Tregs are activated at much lower antigen/MHC concentrations than naïve T-cells, ensuring Treg-dependent self-tolerance
[145][255]. Tregs are a frequent immune cell population in the intestine, where they limit inflammatory CD4 T-cells
[146][147][256,257] and maintain immune homeostasis through several mechanisms
[148][258]. FoxP3+ Tregs, especially effector Tregs, are constantly proliferating under steady state conditions, likely as a consequence of identifying self-antigens and antigens derived from commensal microbes
[149][150][259,260].
The suppressor activity of Tregs is mostly mediated by cell-contact–dependent and humoral-factor–mediated mechanisms. These mechanisms include IL-2 scavenging; the secretion of regulatory cytokines, such as IL-10,
[151][261], IL-35
[152][262], and TGF-β
[153][154][263,264]; the surface expression of inhibitory molecules, such as CTLA-4 (cytotoxic lymphocyte antigen 4) and PD-1 (programmed cell death 1), TIGIT (T-cell immunoreceptor with immunoglobulin and immunoreceptor tyrosine-based inhibition motif domains), CD39, and CD73
[155][156][265,266]; cytolysis; and metabolic control
[128][238]. Tregs also promote tissue through the release of growth factor amphiregulin
[157][267].
In the intestine, Tregs can acquire several phenotypes expressing varying levels of GATA3, Helios, and RORγt. GATA3+Helios+ Tregs seem to have a thymic origin and react to the alarmin IL-33 produced in response to tissue damage, reducing tissue injury in colitis
[158][294]. RORγt+Helios− Tregs, produced in response to intestinal microbiota, are considered pTregs and play a protective role in severe gut inflammation
[159][160][289,290]. RORγt−Helios− Tregs are more abundant in the small intestine and participate in the amelioration of allergic responses to food antigens
[161][295]. These observations indicate that Tregs are highly versatile cells that adapt to their environment in order to better contribute to tissue homeostasis.
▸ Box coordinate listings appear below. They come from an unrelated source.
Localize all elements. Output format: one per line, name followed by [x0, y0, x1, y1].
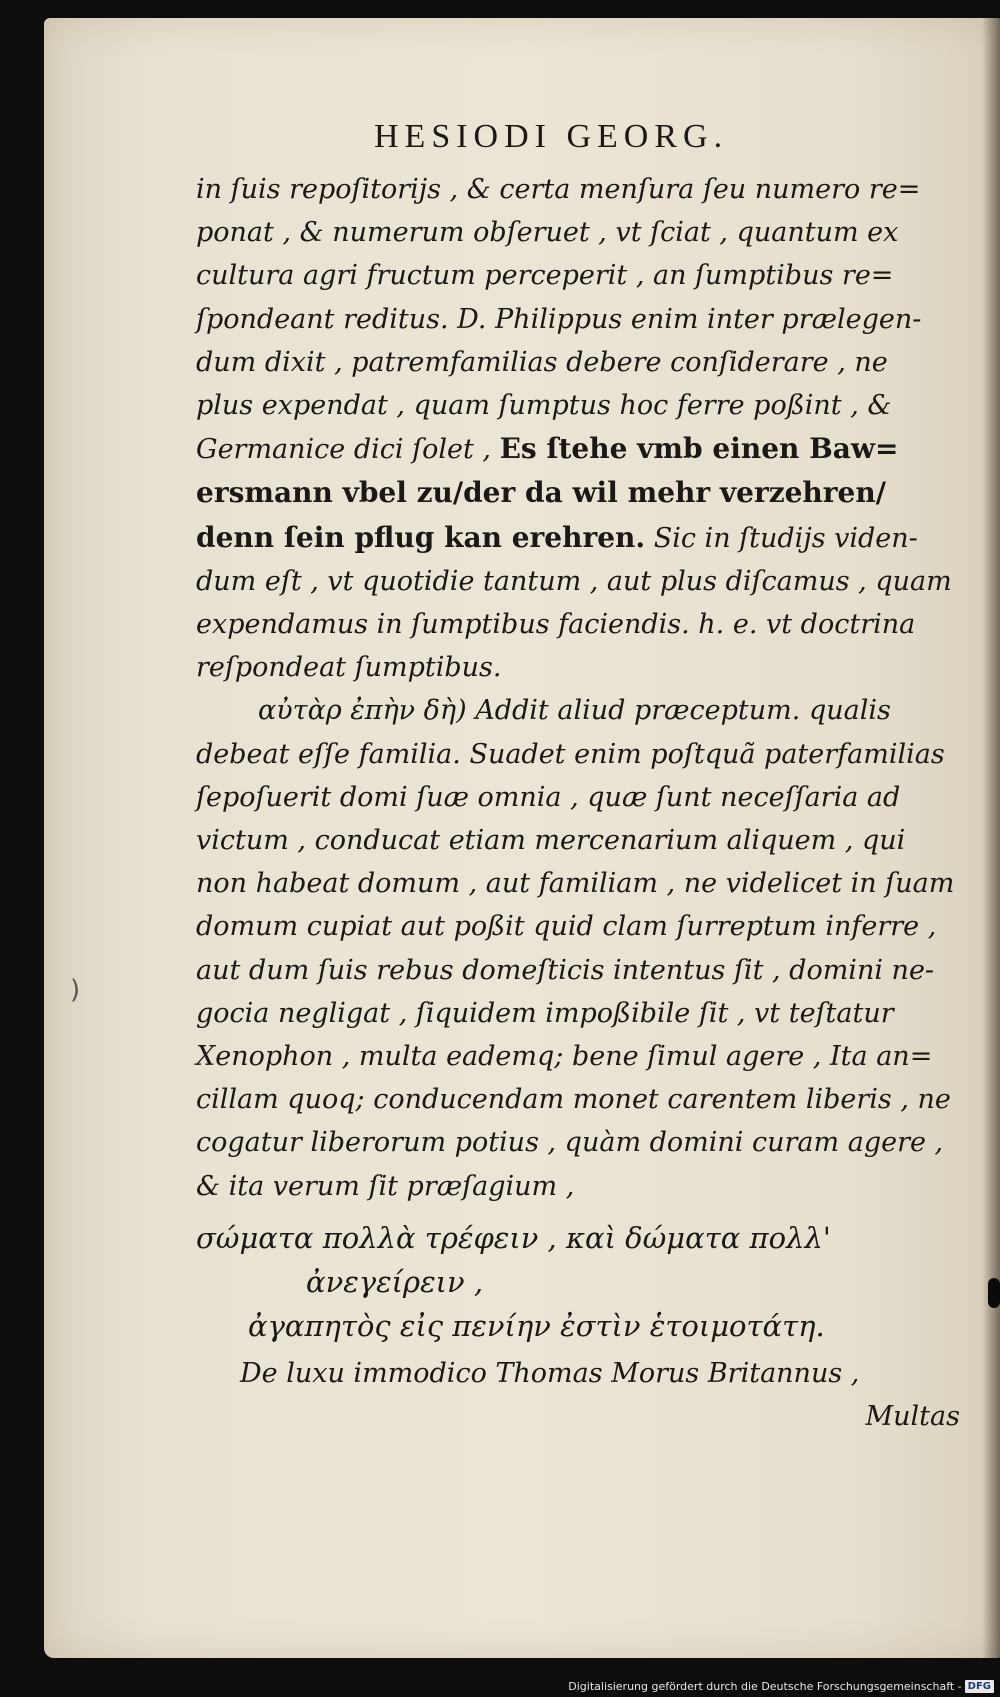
text-line	[196, 471, 966, 515]
text-line	[196, 168, 966, 211]
text-line	[196, 776, 966, 819]
page-edge-mark	[988, 1278, 1000, 1308]
blackletter-text: ersmann vbel zu/der da wil mehr verzehren/	[196, 476, 886, 510]
italic-text: & ita verum ſit præſagium ,	[196, 1170, 575, 1202]
blackletter-text: Es ſtehe vmb einen Baw=	[499, 432, 899, 466]
italic-text: ponat , & numerum obſeruet , vt ſciat , quantum ex	[196, 217, 899, 249]
verse-line: ἀνεγείρειν ,	[306, 1264, 484, 1299]
text-line	[196, 949, 966, 992]
text-line	[196, 819, 966, 862]
blackletter-text: denn ſein pflug kan erehren.	[196, 520, 646, 554]
digitization-footer	[568, 1680, 994, 1693]
text-line	[196, 384, 966, 427]
text-line	[196, 211, 966, 254]
italic-text: dum dixit , patremfamilias debere conſiderare , ne	[196, 346, 888, 378]
italic-text: Germanice dici ſolet ,	[196, 434, 500, 466]
verse-line: σώματα πολλὰ τρέφειν , καὶ δώματα πολλ'	[196, 1220, 831, 1255]
text-line	[196, 905, 966, 948]
italic-text: dum eſt , vt quotidie tantum , aut plus diſcamus , quam	[196, 565, 952, 597]
italic-text: reſpondeat ſumptibus.	[196, 652, 502, 684]
text-line	[196, 1078, 966, 1121]
text-line	[196, 1121, 966, 1164]
text-line	[196, 603, 966, 646]
catchword: Multas	[865, 1401, 960, 1433]
dfg-logo: DFG	[965, 1680, 994, 1693]
italic-text: gocia negligat , ſiquidem impoßibile ſit , vt teſtatur	[196, 997, 894, 1029]
italic-text: domum cupiat aut poßit quid clam ſurreptum inferre ,	[196, 911, 937, 943]
text-line	[196, 992, 966, 1035]
margin-mark: )	[70, 975, 81, 1005]
page-body	[196, 168, 966, 1438]
text-line	[196, 516, 966, 560]
italic-text: αὐτὰρ ἐπὴν δὴ) Addit aliud præceptum. qualis	[258, 695, 891, 727]
text-line	[196, 254, 966, 297]
text-line	[196, 862, 966, 905]
text-line	[196, 427, 966, 471]
italic-text: in ſuis repoſitorijs , & certa menſura ſeu numero re=	[196, 174, 921, 205]
text-line	[196, 1035, 966, 1078]
text-line	[196, 1165, 966, 1208]
italic-text: cogatur liberorum potius , quàm domini curam agere ,	[196, 1127, 944, 1159]
text-line	[196, 646, 966, 689]
text-line	[196, 341, 966, 384]
greek-verse	[196, 1216, 966, 1348]
closing-line: De luxu immodico Thomas Morus Britannus ,	[240, 1357, 860, 1389]
italic-text: victum , conducat etiam mercenarium aliquem , qui	[196, 825, 906, 857]
italic-text: ſpondeant reditus. D. Philippus enim inter prælegen-	[196, 303, 922, 335]
footer-text: Digitalisierung gefördert durch die Deutsche Forschungsgemeinschaft -	[568, 1680, 962, 1693]
italic-text: debeat eſſe familia. Suadet enim poſtquã paterfamilias	[196, 738, 945, 770]
italic-text: expendamus in ſumptibus faciendis. h. e. vt doctrina	[196, 609, 916, 641]
text-line	[196, 733, 966, 776]
text-block	[196, 168, 966, 1208]
text-line	[196, 560, 966, 603]
italic-text: Sic in ſtudijs viden-	[645, 522, 918, 554]
text-line	[196, 298, 966, 341]
italic-text: ſepoſuerit domi ſuæ omnia , quæ ſunt neceſſaria ad	[196, 781, 901, 813]
italic-text: plus expendat , quam ſumptus hoc ferre poßint , &	[196, 390, 892, 422]
text-line	[196, 689, 966, 732]
italic-text: Xenophon , multa eademq; bene ſimul agere , Ita an=	[196, 1041, 933, 1073]
italic-text: cultura agri fructum perceperit , an ſumptibus re=	[196, 260, 894, 292]
italic-text: non habeat domum , aut familiam , ne videlicet in ſuam	[196, 868, 955, 900]
verse-line: ἀγαπητὸς εἰς πενίην ἐστὶν ἑτοιμοτάτη.	[248, 1308, 825, 1343]
italic-text: aut dum ſuis rebus domeſticis intentus ſit , domini ne-	[196, 954, 935, 986]
running-head: HESIODI GEORG.	[374, 118, 729, 155]
italic-text: cillam quoq; conducendam monet carentem liberis , ne	[196, 1084, 951, 1116]
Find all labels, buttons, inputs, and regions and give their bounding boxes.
There is some interest in developing therapies to boost Treg cell number and function and thereby reduce intestinal inflammation in IBD
[144][162][163][254,296,297].
Other CD4 T-cell subsets include Foxp3- type 1 regulatory T (Tr1) cells, which secrete the suppressive cytokines IL-10 and TGF β
[19][164][26,298], and Tfh cells, which are a specialized CD4 T-cell subset involved in the induction and differentiation of B cells into plasma cells and memory cells
[165][166][167][299,300,301], cell subsets whose role in IBD has recently been reviewed
[19][144][168][169][26,254,302,303].